What Will You Become in 2019?
Today, I wanted to write about a new word I recently learned that captures so much of what I have gone through this past year, and what I try to unearth and explore in this newsletter: poiesis.
Poiesis is an Ancient Greek term that can be defined as “the activity in which a person brings something into being that did not exist before.” Philosopher Martin Heidegger referred to poiesis as a ‘bringing-forth’ — “the blooming of the blossom, the coming-out of a butterfly from a cocoon, the plummeting of a waterfall when the snow begins to melt.”
How lovely are those images? That one ephemeral moment of transformation. The sacred pause between the before and the after.
In working to learn more about the word, I read about a book published in 2011, called All Things Shining, which also refers to and explores poiesis. The book is about rediscovering meaning in a secular age (aka EXTREMELY MY JAM), and according to a New York Times review, the authors “provide a compressed narrative of changes in Western understanding of human existence over the course of nearly three millenniums, and argue that reading great works of literature allows us to rediscover the reverence, gratitude and amazement that were available in Homeric times. These qualities, they believe, can be cultivated to provide a bulwark against the nihilism they rightly view as threatening our ability to lead meaningful lives in the 21st century. ‘The gods have not withdrawn or abandoned us,’ they conclude. ‘We have kicked them out.’”

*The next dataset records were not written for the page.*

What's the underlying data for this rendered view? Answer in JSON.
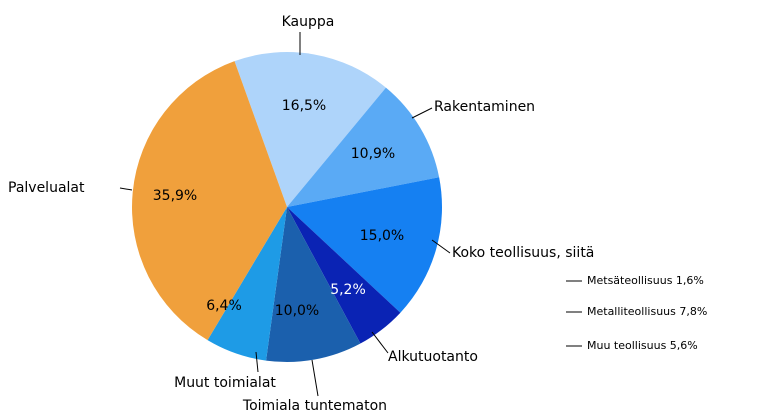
{
  "chart_data": {
    "type": "pie",
    "categories": [
      "Kauppa",
      "Rakentaminen",
      "Koko teollisuus, siitä",
      "Alkutuotanto",
      "Toimiala tuntematon",
      "Muut toimialat",
      "Palvelualat"
    ],
    "values": [
      16.5,
      10.9,
      15.0,
      5.2,
      10.0,
      6.4,
      35.9
    ],
    "value_labels": [
      "16,5%",
      "10,9%",
      "15,0%",
      "5,2%",
      "10,0%",
      "6,4%",
      "35,9%"
    ],
    "colors": [
      "#aed4fa",
      "#5aaaf5",
      "#1580f2",
      "#0a23b4",
      "#1b60ad",
      "#1e9be6",
      "#f0a03c"
    ],
    "annotations": [
      "Metsäteollisuus 1,6%",
      "Metalliteollisuus 7,8%",
      "Muu teollisuus 5,6%"
    ]
  }
}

So what is one way to invite the “gods” — or, in my view, a sense of wonder and awe of living in a world that we know we cannot truly understand or ever fully grasp — back into our lives? The book’s authors offer up this, and allow me a bit of an excerpt:
Until about a hundred years ago, the cultivating and nurturing practices of poiesis organized a central way things mattered. The poietic style manifested itself, among other places, in the craftsman’s skills for bringing things out at their best… Learning a skill is learning to see the world differently. The skilled surgeon, for example, sees something more than a broken and bloody leg; he sees a particular kind of break, one that requires this precise surgical technique to fix it. Likewise, we hear people say that the successful running back has “great vision,” the point guard has extraordinary “court sense.” In each case this means that the person’s skill at surgery or running or passing allows them to see meaningful distinctions that others without their skill cannot. To get a fuller sense for this phenomenon, we need to think about something more wideranging than mere physical skills. We need to return to a time when craftsmen’s skills were central to the way people lived their lives…

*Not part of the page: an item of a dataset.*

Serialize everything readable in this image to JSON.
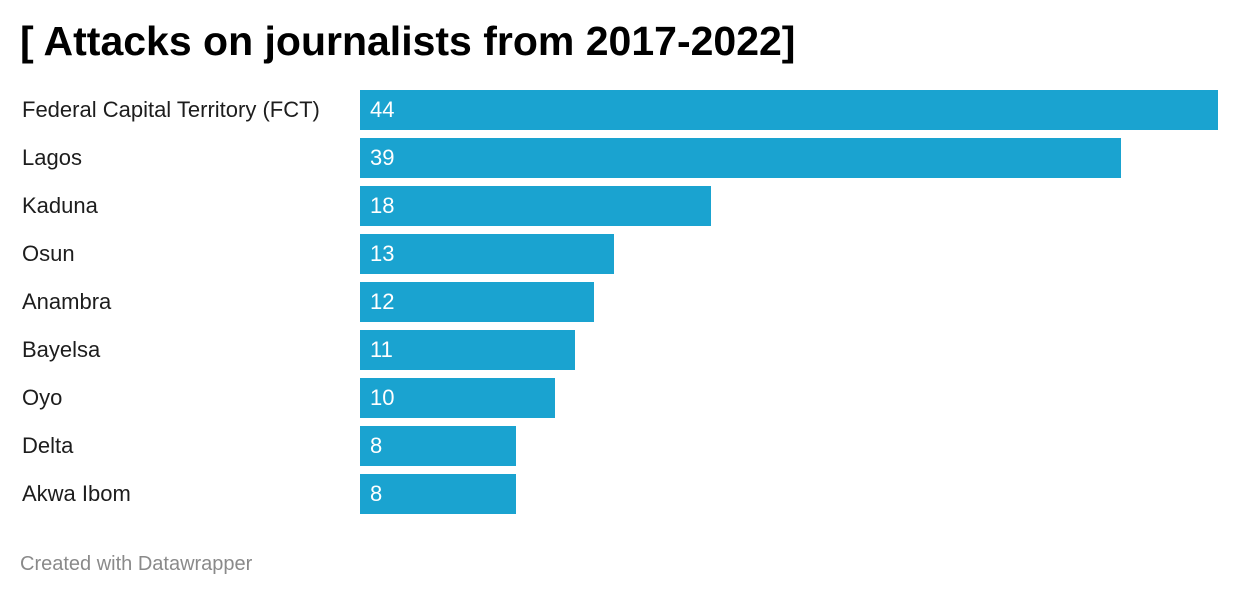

…It is worth noting that although there is nothing mysterious about this vision of the master wheelwright — it is in no way magical or supernatural — nevertheless this phenomenon is already a revelation. For considered properly it is the clue to a whole new understanding of who we are. The wheelwright sees meaningful distinctions in the wood — distinctions of worth and of quality — that in no way find their source in him…
…The task of the craftsman is not to generate the meaning, but rather to cultivate in himself the skill for discerning the meanings that are already there.
So I ask you to make this your task for 2019: what is the craft you will bring into the world? What will be your poiesis? What meaning already exists in the world that you will be the one to discern?
Think of it both in terms of what work you may bring into the world and wonder at as you do; but also, what are you yourself in the process of becoming? For I truly believe in that in poiesis — “the activity in which a person brings something into being that did not exist before” — you can be molding and shaping and creating something within you, too that will help change the world, and bring you joy and meaning.
Happy new year. I can’t wait to see what you do with it.